Intermediation contract

We must go to article 21 of the supplementary Law 2/2009, which in relation to the intermediation contract states that it must be signed on paper or durable support and must contain the identifying information of the mortgage broker and the service it will provide, the client’s right to withdraw for free and without claiming any cause for 14 days, means of complaint, applicable legislation, among other information.

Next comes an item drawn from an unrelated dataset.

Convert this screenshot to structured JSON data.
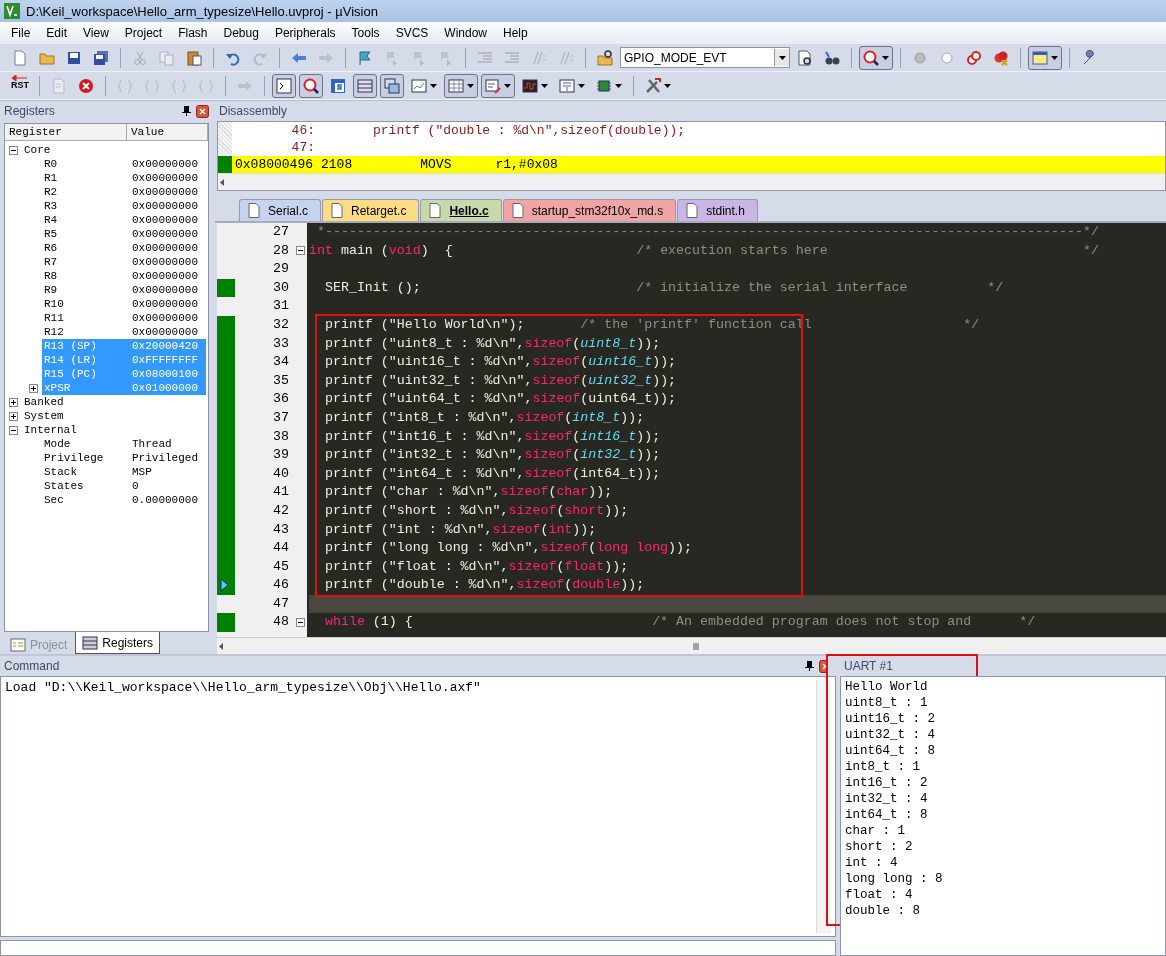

In mortgage broker you can charge customer fees if you are independent, which according to Law 2/2009 implies submitting 3 binding offers, an obligation that does not mention Law 5/2019, which considers that the independent credit intermediary (not linked) is that which takes into account a sufficiently large number of loan agreements available in the market and recommends one or several loan contracts available in the market appropriate to the needs, financial situation and personal circumstances of the borrower

Mortgage counseling

Mortgage counseling

Mortgage intermediaries who want to provide an advisory service, independent or not independent as established by Royal Decree 309/2019, must sign an advisory contract, independent of the intermediation contract.

If you want to offer an independent mortgage counseling service, it is required that in addition to taking into account a sufficiently large number of mortgage loans, the mortgage broker presents at least 3 binding offers to the potential borrower. The problem of the 3 binding offers arises again: how an advisor can collect binding offers from three banks that are not obliged to deliver them until they study the operation and assess the property?